Ce recours à la religion a été également évoqué par la docteure Iqbal Gharbi, qui décortiquera bien des versets et des sourate du Coran, montrant à titre d’exemple que l’islam a aboli la dilapidation, que le tutorat et la polygamie ne sont pas musulmans, que le droit de divorcer est acquis aux femmes et de conclure l’une de ses prises de parole par “le texte (le Coran, ndlr) ne parle pas, ce sont les personnes, les hommes qui le font parler”. Au cours de cet atelier, bien des participants ne manqueront pas de mettre en relief ce paradoxe : “Alors que l’on a des sociétés de plus en plus islamisées où l’évocation de Dieu est partout, on arrive à des situations de déshumanisation de la femme et de comportement en contradiction totale avec le Coran et une régression très grande dans les 4 écoles après la révélation.” Wassyla Tamzali aura encore les justes mots pour d’une part se défendre d’avoir un discours agressif avec cette analyse en forme d’autocritique. “Je pense que nous, les laïques, nous n’avons pas la légitimité reconnue pour influencer les opinions publiques, la seule chose que nous pouvons faire c’est exiger du pouvoir des lois laïques, des lois civiles reconnaissant l’égalité homme-femme.”

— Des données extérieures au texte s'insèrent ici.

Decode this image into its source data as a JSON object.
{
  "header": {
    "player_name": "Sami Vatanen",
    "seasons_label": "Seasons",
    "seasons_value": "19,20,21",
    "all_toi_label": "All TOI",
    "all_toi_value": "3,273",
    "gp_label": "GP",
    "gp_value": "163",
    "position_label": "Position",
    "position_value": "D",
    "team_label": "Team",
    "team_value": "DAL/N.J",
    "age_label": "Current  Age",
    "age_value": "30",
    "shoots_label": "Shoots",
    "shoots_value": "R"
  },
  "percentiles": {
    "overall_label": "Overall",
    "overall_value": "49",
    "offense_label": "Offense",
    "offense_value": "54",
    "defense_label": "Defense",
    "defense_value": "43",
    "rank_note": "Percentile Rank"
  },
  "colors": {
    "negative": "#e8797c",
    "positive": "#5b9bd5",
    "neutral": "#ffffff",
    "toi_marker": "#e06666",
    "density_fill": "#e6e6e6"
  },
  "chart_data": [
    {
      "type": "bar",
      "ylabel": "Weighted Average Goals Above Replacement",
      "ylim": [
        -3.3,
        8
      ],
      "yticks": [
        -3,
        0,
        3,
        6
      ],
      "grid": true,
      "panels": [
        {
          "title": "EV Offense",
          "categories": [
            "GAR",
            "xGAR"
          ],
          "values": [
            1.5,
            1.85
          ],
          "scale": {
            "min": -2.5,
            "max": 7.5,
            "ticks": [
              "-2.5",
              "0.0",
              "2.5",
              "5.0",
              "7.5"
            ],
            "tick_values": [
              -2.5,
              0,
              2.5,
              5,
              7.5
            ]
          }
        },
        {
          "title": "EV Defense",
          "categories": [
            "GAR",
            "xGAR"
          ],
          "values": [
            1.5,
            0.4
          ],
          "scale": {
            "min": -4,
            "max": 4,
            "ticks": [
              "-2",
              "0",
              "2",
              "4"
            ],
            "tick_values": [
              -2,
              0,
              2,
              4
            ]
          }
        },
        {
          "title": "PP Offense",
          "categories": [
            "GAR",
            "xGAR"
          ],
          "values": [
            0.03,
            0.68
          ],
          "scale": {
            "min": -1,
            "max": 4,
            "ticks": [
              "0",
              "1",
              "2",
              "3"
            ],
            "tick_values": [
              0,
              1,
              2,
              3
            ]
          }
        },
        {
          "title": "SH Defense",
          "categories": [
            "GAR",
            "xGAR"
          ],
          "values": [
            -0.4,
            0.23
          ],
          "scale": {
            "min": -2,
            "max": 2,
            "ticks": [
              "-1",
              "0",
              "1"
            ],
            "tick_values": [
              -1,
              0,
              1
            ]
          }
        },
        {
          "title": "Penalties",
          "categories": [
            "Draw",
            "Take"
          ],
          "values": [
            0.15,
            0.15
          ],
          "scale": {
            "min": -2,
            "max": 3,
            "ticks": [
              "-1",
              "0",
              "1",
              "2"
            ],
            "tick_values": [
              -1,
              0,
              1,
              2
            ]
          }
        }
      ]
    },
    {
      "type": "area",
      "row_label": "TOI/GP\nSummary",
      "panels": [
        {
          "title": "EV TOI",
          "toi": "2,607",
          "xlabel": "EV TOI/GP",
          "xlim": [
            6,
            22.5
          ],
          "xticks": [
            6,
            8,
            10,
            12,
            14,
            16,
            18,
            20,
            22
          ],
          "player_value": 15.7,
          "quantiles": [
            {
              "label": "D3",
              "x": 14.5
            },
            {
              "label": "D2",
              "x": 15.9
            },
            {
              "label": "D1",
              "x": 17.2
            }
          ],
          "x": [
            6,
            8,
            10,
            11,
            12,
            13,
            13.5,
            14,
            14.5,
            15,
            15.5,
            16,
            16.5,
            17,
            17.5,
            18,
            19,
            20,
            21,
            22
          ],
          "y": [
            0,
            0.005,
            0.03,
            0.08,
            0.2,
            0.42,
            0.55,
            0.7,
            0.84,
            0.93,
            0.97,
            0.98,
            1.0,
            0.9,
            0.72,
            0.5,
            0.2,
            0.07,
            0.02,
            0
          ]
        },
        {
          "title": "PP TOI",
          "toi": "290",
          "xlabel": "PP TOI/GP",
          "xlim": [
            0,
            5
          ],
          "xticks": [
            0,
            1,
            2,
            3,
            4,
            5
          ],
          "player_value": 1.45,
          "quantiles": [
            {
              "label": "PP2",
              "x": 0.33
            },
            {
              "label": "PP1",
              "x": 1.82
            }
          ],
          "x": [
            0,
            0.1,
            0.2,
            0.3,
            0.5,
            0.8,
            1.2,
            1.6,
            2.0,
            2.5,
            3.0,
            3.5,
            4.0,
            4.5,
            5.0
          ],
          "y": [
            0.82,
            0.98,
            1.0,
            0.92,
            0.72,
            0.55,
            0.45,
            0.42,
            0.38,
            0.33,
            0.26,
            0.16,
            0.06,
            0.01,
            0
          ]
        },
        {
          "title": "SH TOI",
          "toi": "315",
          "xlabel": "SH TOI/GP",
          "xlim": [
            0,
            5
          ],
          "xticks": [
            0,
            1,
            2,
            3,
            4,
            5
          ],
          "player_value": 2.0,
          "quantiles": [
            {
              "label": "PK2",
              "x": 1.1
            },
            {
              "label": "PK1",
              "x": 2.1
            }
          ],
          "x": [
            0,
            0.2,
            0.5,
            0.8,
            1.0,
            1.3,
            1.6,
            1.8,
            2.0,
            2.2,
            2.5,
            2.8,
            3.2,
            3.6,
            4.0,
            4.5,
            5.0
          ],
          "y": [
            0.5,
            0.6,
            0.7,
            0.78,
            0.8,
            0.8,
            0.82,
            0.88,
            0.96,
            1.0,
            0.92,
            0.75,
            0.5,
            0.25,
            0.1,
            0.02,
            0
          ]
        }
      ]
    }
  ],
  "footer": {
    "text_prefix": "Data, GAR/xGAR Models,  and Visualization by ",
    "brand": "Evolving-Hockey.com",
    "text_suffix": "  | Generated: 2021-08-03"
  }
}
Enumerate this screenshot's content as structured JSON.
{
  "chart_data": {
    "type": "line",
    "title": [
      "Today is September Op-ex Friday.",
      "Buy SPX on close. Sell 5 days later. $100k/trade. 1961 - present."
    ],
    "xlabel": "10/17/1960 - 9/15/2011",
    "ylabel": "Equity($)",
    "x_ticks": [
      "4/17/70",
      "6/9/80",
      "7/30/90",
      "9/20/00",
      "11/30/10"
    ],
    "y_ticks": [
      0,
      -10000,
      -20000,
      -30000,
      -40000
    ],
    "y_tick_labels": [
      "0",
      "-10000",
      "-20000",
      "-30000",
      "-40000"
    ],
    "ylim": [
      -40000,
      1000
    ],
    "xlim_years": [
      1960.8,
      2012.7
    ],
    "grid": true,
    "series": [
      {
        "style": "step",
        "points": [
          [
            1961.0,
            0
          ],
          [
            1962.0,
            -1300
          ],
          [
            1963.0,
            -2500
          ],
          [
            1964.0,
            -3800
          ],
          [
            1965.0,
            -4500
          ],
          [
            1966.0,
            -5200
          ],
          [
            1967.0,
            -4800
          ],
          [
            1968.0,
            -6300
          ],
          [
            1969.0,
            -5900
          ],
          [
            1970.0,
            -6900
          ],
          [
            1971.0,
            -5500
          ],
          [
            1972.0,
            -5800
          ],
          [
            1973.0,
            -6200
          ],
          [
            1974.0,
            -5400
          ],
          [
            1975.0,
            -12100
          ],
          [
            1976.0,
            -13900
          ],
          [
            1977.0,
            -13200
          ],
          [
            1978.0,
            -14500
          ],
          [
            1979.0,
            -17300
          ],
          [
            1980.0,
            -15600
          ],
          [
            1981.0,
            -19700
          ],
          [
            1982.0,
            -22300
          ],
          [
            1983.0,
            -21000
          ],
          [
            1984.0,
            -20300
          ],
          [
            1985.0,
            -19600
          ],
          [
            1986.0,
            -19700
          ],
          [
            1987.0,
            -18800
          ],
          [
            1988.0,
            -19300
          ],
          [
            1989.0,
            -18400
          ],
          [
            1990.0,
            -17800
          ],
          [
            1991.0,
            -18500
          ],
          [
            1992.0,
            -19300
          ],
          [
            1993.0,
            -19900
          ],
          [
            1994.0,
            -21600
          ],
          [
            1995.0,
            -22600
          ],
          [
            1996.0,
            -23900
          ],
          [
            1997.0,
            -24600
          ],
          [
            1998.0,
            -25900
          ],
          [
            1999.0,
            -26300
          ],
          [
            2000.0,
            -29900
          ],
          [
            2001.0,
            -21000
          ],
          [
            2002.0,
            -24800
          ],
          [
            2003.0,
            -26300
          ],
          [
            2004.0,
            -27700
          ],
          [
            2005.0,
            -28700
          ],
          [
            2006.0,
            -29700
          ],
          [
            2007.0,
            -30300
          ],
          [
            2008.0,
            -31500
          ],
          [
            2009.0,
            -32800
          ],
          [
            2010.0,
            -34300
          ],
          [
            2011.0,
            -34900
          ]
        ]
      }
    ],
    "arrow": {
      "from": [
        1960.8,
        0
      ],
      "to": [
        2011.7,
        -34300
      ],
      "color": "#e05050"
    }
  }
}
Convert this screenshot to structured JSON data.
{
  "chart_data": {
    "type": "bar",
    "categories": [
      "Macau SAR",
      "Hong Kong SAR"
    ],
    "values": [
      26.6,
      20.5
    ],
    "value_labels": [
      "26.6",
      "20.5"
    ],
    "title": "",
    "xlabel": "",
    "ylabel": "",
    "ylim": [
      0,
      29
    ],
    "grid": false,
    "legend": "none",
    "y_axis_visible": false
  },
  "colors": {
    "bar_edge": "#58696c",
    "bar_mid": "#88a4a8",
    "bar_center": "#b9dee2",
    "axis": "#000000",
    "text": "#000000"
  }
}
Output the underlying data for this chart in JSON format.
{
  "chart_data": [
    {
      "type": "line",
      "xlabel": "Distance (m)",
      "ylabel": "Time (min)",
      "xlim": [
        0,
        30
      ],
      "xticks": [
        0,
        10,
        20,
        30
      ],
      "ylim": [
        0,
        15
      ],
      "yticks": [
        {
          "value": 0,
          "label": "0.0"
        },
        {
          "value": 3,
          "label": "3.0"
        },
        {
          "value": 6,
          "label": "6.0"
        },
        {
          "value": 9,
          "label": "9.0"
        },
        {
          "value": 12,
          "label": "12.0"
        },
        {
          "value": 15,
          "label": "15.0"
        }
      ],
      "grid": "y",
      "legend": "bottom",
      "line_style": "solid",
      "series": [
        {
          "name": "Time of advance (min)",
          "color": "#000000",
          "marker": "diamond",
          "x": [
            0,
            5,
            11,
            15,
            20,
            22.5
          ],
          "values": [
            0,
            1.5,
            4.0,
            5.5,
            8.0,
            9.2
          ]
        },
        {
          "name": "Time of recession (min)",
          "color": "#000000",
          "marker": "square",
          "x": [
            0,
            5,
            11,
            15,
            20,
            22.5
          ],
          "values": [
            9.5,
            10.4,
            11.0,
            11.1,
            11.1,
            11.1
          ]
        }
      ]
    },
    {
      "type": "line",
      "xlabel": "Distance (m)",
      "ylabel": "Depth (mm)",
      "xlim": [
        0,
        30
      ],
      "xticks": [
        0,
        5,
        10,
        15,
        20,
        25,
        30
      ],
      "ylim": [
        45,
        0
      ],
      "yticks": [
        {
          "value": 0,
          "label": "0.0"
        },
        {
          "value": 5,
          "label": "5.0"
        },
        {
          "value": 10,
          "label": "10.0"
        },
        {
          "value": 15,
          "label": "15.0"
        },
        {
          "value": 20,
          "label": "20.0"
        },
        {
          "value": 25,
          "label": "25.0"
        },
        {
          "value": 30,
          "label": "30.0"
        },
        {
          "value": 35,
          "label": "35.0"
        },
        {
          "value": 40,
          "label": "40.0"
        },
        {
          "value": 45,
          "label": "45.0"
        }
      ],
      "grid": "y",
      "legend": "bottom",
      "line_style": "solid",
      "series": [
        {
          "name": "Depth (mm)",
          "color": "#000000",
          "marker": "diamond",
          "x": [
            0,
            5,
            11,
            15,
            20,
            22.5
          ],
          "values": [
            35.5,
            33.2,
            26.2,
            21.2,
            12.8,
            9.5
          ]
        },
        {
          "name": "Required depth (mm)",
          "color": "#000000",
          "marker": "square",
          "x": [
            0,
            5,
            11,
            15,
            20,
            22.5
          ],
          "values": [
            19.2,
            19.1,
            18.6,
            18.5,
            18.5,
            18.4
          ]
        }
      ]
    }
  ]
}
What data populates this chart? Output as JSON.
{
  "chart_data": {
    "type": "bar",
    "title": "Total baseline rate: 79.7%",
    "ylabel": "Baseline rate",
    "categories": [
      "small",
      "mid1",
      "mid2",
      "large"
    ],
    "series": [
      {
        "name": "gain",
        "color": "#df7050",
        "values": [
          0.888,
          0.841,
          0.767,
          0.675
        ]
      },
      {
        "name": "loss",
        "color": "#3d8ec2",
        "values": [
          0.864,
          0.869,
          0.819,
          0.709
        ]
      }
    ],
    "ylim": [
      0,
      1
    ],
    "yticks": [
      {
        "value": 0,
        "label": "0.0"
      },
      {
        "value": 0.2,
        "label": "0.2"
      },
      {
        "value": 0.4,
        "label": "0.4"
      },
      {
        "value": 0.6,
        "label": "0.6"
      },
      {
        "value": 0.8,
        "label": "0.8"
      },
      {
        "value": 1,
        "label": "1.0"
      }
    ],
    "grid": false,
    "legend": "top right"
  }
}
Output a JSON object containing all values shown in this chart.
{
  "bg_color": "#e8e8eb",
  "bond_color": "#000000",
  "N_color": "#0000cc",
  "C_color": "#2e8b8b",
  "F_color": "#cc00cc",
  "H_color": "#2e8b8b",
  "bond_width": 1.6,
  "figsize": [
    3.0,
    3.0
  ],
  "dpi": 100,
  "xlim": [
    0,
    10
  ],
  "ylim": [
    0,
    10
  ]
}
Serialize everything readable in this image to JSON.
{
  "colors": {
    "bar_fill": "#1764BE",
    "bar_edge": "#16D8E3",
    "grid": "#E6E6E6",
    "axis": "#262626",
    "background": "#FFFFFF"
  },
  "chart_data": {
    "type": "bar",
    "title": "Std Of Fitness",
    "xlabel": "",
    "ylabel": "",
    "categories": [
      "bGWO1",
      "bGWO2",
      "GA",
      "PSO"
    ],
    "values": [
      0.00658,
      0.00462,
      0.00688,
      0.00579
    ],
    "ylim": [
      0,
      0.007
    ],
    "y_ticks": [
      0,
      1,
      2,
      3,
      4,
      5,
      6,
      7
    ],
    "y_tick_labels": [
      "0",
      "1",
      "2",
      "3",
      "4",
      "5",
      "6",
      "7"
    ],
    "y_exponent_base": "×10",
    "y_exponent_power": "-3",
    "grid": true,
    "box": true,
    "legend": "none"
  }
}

Précédemment, c’est une autre voix de femme algérienne, qui s’est particulièrement fait entendre en plénière, sur la question de la paix durable, de la culture de la paix. En effet, Leila Zerrougui, représentante spéciale du Secrétaire général des Nations unies pour les enfants, a évoqué, non sans engagement et émotion, les situations de conflits et de guerres avec leurs impacts sur les femmes et les enfants : “Sur 23 situations de conflits recensés dans le monde, 80% affectent des sociétés et des populations musulmanes. Les pays africains et arabes représentent les deux tiers des 23 pays.”

La femme qui représente la moitié de l’humanité ne peut être épargnée et, au contraire, est particulièrement ciblée du fait de la nature des conflits, guerres internes où la religion, où l’ethnie sont manipulés à des fins politiques pour des objectifs économiques. L’intervenante dira encore dans ce contexte qu’il faut impliquer les femmes lorsqu’on travaille sur la paix durable : “Pour un processus de paix et de sécurité dans le monde, les gens qui travaillent sur les conflits ont compris qu’ils ne peuvent pas mettre fin aux conflits si on ignore cette dimension-là.” Avec ainsi comme un écho au dernier message de Bentounès de la Tariqa Alawiya insistant sur ce “vivre ensemble” qui sonne comme un nouveau slogan qu’il compte porter à l’international et qui y inclut les femmes.